By James Jackson
For the Post
The skilled manufacturing industry needs to take a page from the local high-tech sector and open a business incubator to help train and retain talent in the region.
That’s according to the president of the Conestoga Institute of Technology and Advanced Learning, who spoke to a group of manufacturing industry experts and regional representatives last week.
“Look at what Communitech is doing, where is the equivalent for manufacturing?” asked John Tibbits last week at the release of a new report by the Workforce Planning Board of Waterloo Wellington Dufferin.
The report indicates manufacturing in Waterloo Region is far from death’s door, shining light on the perceived misconception by using the most recent statistics available.
Contrary to what many might think, the sector has rebounded since the 2008-2009 recession, with employment numbers approaching the 61,600 it was a decade ago, the report suggests.
In 2012, manufacturing employment peaked at 61,700 in August, an increase from 50,200 in January, then fell to 59,200 in September.
Yet the industry needs talented people to fill the new and emerging roles in the industry, and students coming out of elementary schools and high schools today are woefully uninformed about the sector, Tibbits said.
Most teachers — though well-meaning — typically hold bachelor degrees from universities, leading to an inherent bias away from colleges, Tibbits said.
A revision of the education system and of the apprenticeship program in the province is critical, he said.
“Communitech started 15 years ago when the tech sector was fledgling.

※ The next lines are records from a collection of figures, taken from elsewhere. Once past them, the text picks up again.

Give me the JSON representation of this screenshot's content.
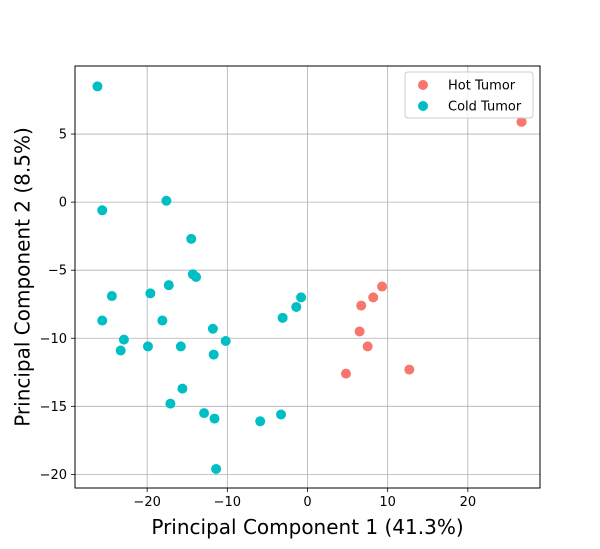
{
  "chart_data": {
    "type": "scatter",
    "title": "",
    "xlabel": "Principal Component 1 (41.3%)",
    "ylabel": "Principal Component 2 (8.5%)",
    "xlim": [
      -29,
      29
    ],
    "ylim": [
      -21,
      10
    ],
    "xticks": [
      -20,
      -10,
      0,
      10,
      20
    ],
    "yticks": [
      -20,
      -15,
      -10,
      -5,
      0,
      5
    ],
    "xtick_labels": [
      "−20",
      "−10",
      "0",
      "10",
      "20"
    ],
    "ytick_labels": [
      "−20",
      "−15",
      "−10",
      "−5",
      "0",
      "5"
    ],
    "grid": true,
    "legend_position": "top-right",
    "series": [
      {
        "name": "Hot Tumor",
        "color": "#f8766d",
        "points": [
          [
            26.7,
            5.9
          ],
          [
            9.3,
            -6.2
          ],
          [
            8.2,
            -7.0
          ],
          [
            6.7,
            -7.6
          ],
          [
            6.5,
            -9.5
          ],
          [
            7.5,
            -10.6
          ],
          [
            4.8,
            -12.6
          ],
          [
            12.7,
            -12.3
          ]
        ]
      },
      {
        "name": "Cold Tumor",
        "color": "#00bfc4",
        "points": [
          [
            -26.2,
            8.5
          ],
          [
            -17.6,
            0.1
          ],
          [
            -25.6,
            -0.6
          ],
          [
            -14.5,
            -2.7
          ],
          [
            -14.3,
            -5.3
          ],
          [
            -13.9,
            -5.5
          ],
          [
            -17.3,
            -6.1
          ],
          [
            -24.4,
            -6.9
          ],
          [
            -19.6,
            -6.7
          ],
          [
            -25.6,
            -8.7
          ],
          [
            -18.1,
            -8.7
          ],
          [
            -11.8,
            -9.3
          ],
          [
            -22.9,
            -10.1
          ],
          [
            -23.3,
            -10.9
          ],
          [
            -19.9,
            -10.6
          ],
          [
            -15.8,
            -10.6
          ],
          [
            -10.2,
            -10.2
          ],
          [
            -11.7,
            -11.2
          ],
          [
            -15.6,
            -13.7
          ],
          [
            -17.1,
            -14.8
          ],
          [
            -12.9,
            -15.5
          ],
          [
            -11.6,
            -15.9
          ],
          [
            -11.4,
            -19.6
          ],
          [
            -5.9,
            -16.1
          ],
          [
            -3.3,
            -15.6
          ],
          [
            -1.4,
            -7.7
          ],
          [
            -0.8,
            -7.0
          ],
          [
            -3.1,
            -8.5
          ]
        ]
      }
    ]
  }
}
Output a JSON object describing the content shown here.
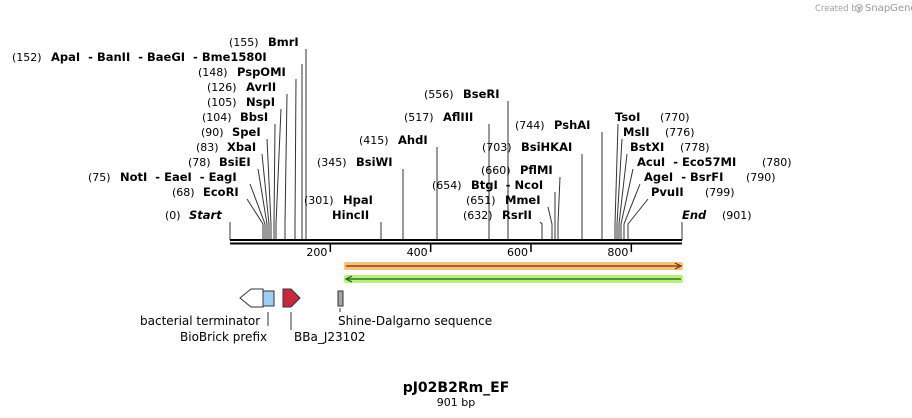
{
  "brand": {
    "created_by": "Created by",
    "app": "SnapGene"
  },
  "map": {
    "title": "pJ02B2Rm_EF",
    "length_label": "901 bp",
    "total_bp": 901,
    "start_label": "Start",
    "start_pos": "(0)",
    "end_label": "End",
    "end_pos": "(901)",
    "ticks": [
      "200",
      "400",
      "600",
      "800"
    ],
    "tick_values": [
      200,
      400,
      600,
      800
    ]
  },
  "enzymes": [
    {
      "id": "ecori",
      "label": "EcoRI",
      "pos": "(68)"
    },
    {
      "id": "noti",
      "label": "NotI  - EaeI  - EagI",
      "pos": "(75)"
    },
    {
      "id": "bsiei",
      "label": "BsiEI",
      "pos": "(78)"
    },
    {
      "id": "xbai",
      "label": "XbaI",
      "pos": "(83)"
    },
    {
      "id": "spei",
      "label": "SpeI",
      "pos": "(90)"
    },
    {
      "id": "bbsi",
      "label": "BbsI",
      "pos": "(104)"
    },
    {
      "id": "nspi",
      "label": "NspI",
      "pos": "(105)"
    },
    {
      "id": "avrii",
      "label": "AvrII",
      "pos": "(126)"
    },
    {
      "id": "pspomi",
      "label": "PspOMI",
      "pos": "(148)"
    },
    {
      "id": "apai",
      "label": "ApaI  - BanII  - BaeGI  - Bme1580I",
      "pos": "(152)"
    },
    {
      "id": "bmri",
      "label": "BmrI",
      "pos": "(155)"
    },
    {
      "id": "hpai",
      "label": "HpaI",
      "pos": "(301)"
    },
    {
      "id": "hincii",
      "label": "HincII",
      "pos": ""
    },
    {
      "id": "bsiwi",
      "label": "BsiWI",
      "pos": "(345)"
    },
    {
      "id": "ahdi",
      "label": "AhdI",
      "pos": "(415)"
    },
    {
      "id": "afliii",
      "label": "AflIII",
      "pos": "(517)"
    },
    {
      "id": "bseri",
      "label": "BseRI",
      "pos": "(556)"
    },
    {
      "id": "bsihkai",
      "label": "BsiHKAI",
      "pos": "(703)"
    },
    {
      "id": "pflmi",
      "label": "PflMI",
      "pos": "(660)"
    },
    {
      "id": "btgi",
      "label": "BtgI  - NcoI",
      "pos": "(654)"
    },
    {
      "id": "mmei",
      "label": "MmeI",
      "pos": "(651)"
    },
    {
      "id": "rsrii",
      "label": "RsrII",
      "pos": "(632)"
    },
    {
      "id": "pshai",
      "label": "PshAI",
      "pos": "(744)"
    },
    {
      "id": "tsoi",
      "label": "TsoI",
      "pos": "(770)"
    },
    {
      "id": "msli",
      "label": "MslI",
      "pos": "(776)"
    },
    {
      "id": "bstxi",
      "label": "BstXI",
      "pos": "(778)"
    },
    {
      "id": "acui",
      "label": "AcuI  - Eco57MI",
      "pos": "(780)"
    },
    {
      "id": "agei",
      "label": "AgeI  - BsrFI",
      "pos": "(790)"
    },
    {
      "id": "pvuii",
      "label": "PvuII",
      "pos": "(799)"
    }
  ],
  "features": {
    "bacterial_terminator": "bacterial terminator",
    "biobrick_prefix": "BioBrick prefix",
    "promoter": "BBa_J23102",
    "shine_dalgarno": "Shine-Dalgarno sequence"
  },
  "colors": {
    "orange_bar": "#f5c27c",
    "green_bar": "#b8f078",
    "promoter": "#c8283c",
    "prefix": "#9ccff5",
    "sd": "#a6a6a6"
  }
}
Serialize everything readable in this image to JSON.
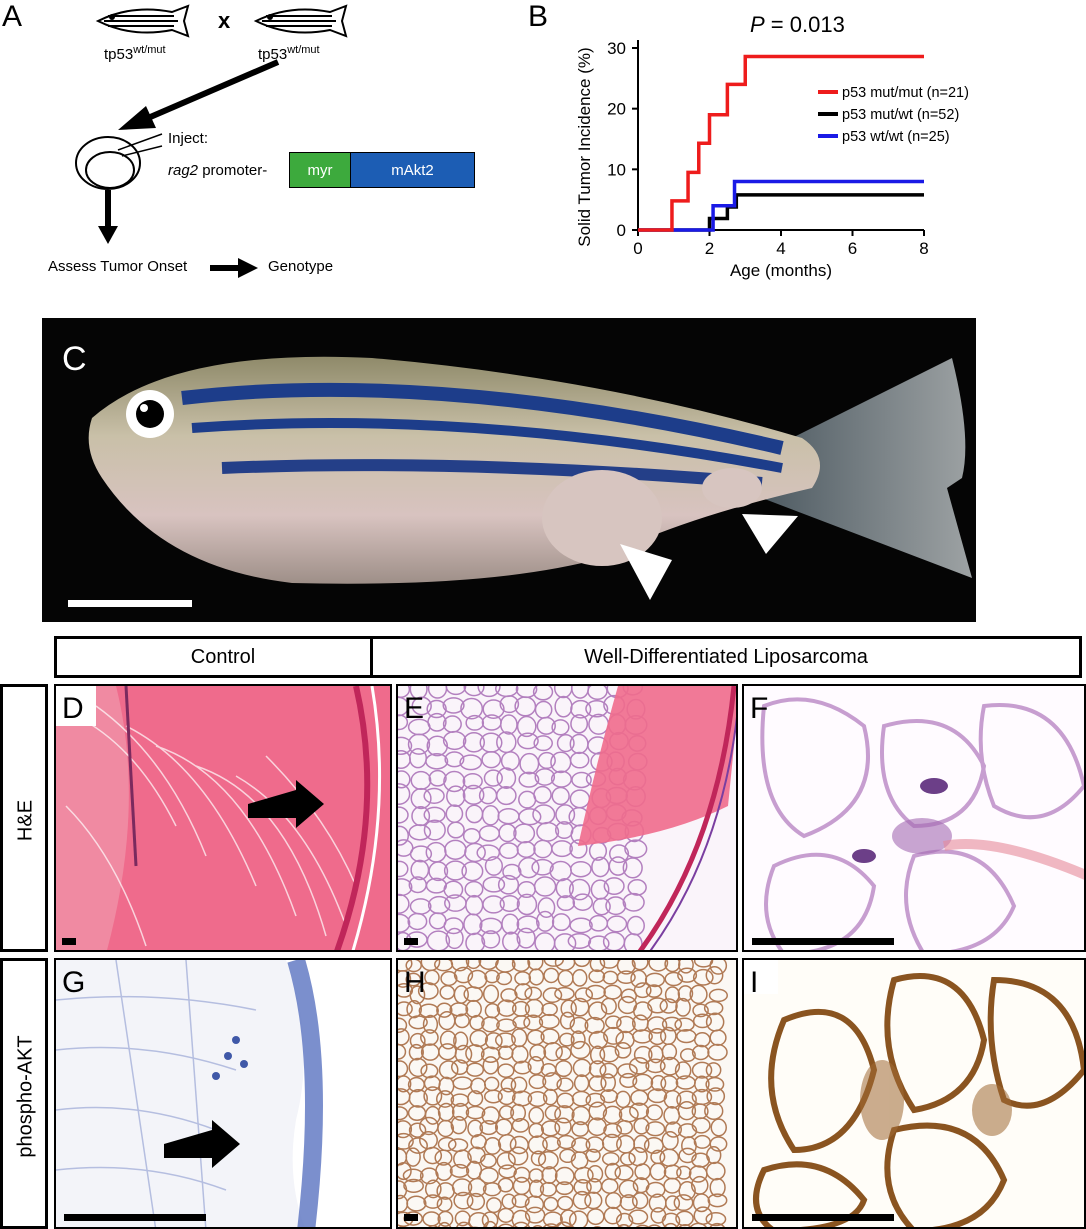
{
  "panels": {
    "a": {
      "letter": "A",
      "cross_symbol": "x",
      "parent1": "tp53",
      "parent1_sup": "wt/mut",
      "parent2": "tp53",
      "parent2_sup": "wt/mut",
      "inject_label": "Inject:",
      "promoter_italic": "rag2",
      "promoter_rest": " promoter-",
      "construct_myr": "myr",
      "construct_akt": "mAkt2",
      "assess_label": "Assess Tumor Onset",
      "genotype_label": "Genotype",
      "myr_color": "#3daa3d",
      "akt_color": "#1c5db4"
    },
    "b": {
      "letter": "B"
    },
    "c": {
      "letter": "C"
    },
    "d": {
      "letter": "D"
    },
    "e": {
      "letter": "E"
    },
    "f": {
      "letter": "F"
    },
    "g": {
      "letter": "G"
    },
    "h": {
      "letter": "H"
    },
    "i": {
      "letter": "I"
    }
  },
  "headers": {
    "control": "Control",
    "wdls": "Well-Differentiated Liposarcoma"
  },
  "row_labels": {
    "he": "H&E",
    "pakt": "phospho-AKT"
  },
  "chart_data": {
    "type": "line",
    "subtype": "step",
    "title_italic": "P",
    "title_rest": " = 0.013",
    "xlabel": "Age (months)",
    "ylabel": "Solid Tumor Incidence (%)",
    "xlim": [
      0,
      8
    ],
    "ylim": [
      0,
      30
    ],
    "xticks": [
      "0",
      "2",
      "4",
      "6",
      "8"
    ],
    "yticks": [
      "0",
      "10",
      "20",
      "30"
    ],
    "legend_position": "right",
    "series": [
      {
        "name": "p53 mut/mut (n=21)",
        "color": "#ee1c1c",
        "x": [
          0,
          0.95,
          0.95,
          1.4,
          1.4,
          1.7,
          1.7,
          2.0,
          2.0,
          2.5,
          2.5,
          2.75,
          2.75,
          3.0,
          3.0,
          8
        ],
        "y": [
          0,
          0,
          4.8,
          4.8,
          9.5,
          9.5,
          14.3,
          14.3,
          19,
          19,
          24,
          24,
          24,
          24,
          28.6,
          28.6
        ]
      },
      {
        "name": "p53 mut/wt (n=52)",
        "color": "#000000",
        "x": [
          0,
          2.0,
          2.0,
          2.5,
          2.5,
          2.75,
          2.75,
          8
        ],
        "y": [
          0,
          0,
          1.9,
          1.9,
          3.8,
          3.8,
          5.8,
          5.8
        ]
      },
      {
        "name": "p53 wt/wt (n=25)",
        "color": "#1a1ae6",
        "x": [
          0,
          2.1,
          2.1,
          2.45,
          2.45,
          2.6,
          2.6,
          2.7,
          2.7,
          8
        ],
        "y": [
          0,
          0,
          4,
          4,
          4,
          4,
          4,
          4,
          8,
          8
        ]
      }
    ]
  }
}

We need an organization that focuses on trades, and it starts in elementary and high schools.
“Why not be an advanced manufacturing centre for Ontario?”
The report suggests if more people make the switch into the trades, jobs will be waiting for them, as highlighted by the peak in employment earlier this year.
Statistical analysis company Community Benchmarks worked on the study and used information from Statistics Canada’s Canadian Business Patterns and Labour Force Survey.
While compiling the report, the company heard anecdotally that the industry is bouncing back, but local employers are having a hard time finding skilled workers.
There are more people working in manufacturing here than in other parts of the province.
The study found 18.4 per cent of the Waterloo Region workforce was in manufacturing in 2011, compared to an average of 11.8 per cent in Ontario.
A total of 1,418 manufacturing companies call the region home, and employed 50,800 in 2011.
“I like what those numbers show me,” said Paul Knafelc of Community Benchmarks, noting 76 per cent of businesses have fewer than 20 employees and 75 per cent have revenues of $2 million or less.
“Small, medium and large companies — you need that balance.”
Yet more needs to be done to help connect employers with those seeking work, added Knafelc, a shortage some employers have called “desperate” and “critical.”
The aim of the report was to start the discussion within the business and manufacturing community and with educational institutions, said Carol Simpson, executive director of the planning board.
The board is already planning a forum for the spring with industry representatives to get the dialogue moving forward.
“I see this report as a glass half empty and a glass half full,” she said.
The full report is available online at www.workforceplanningboard.com.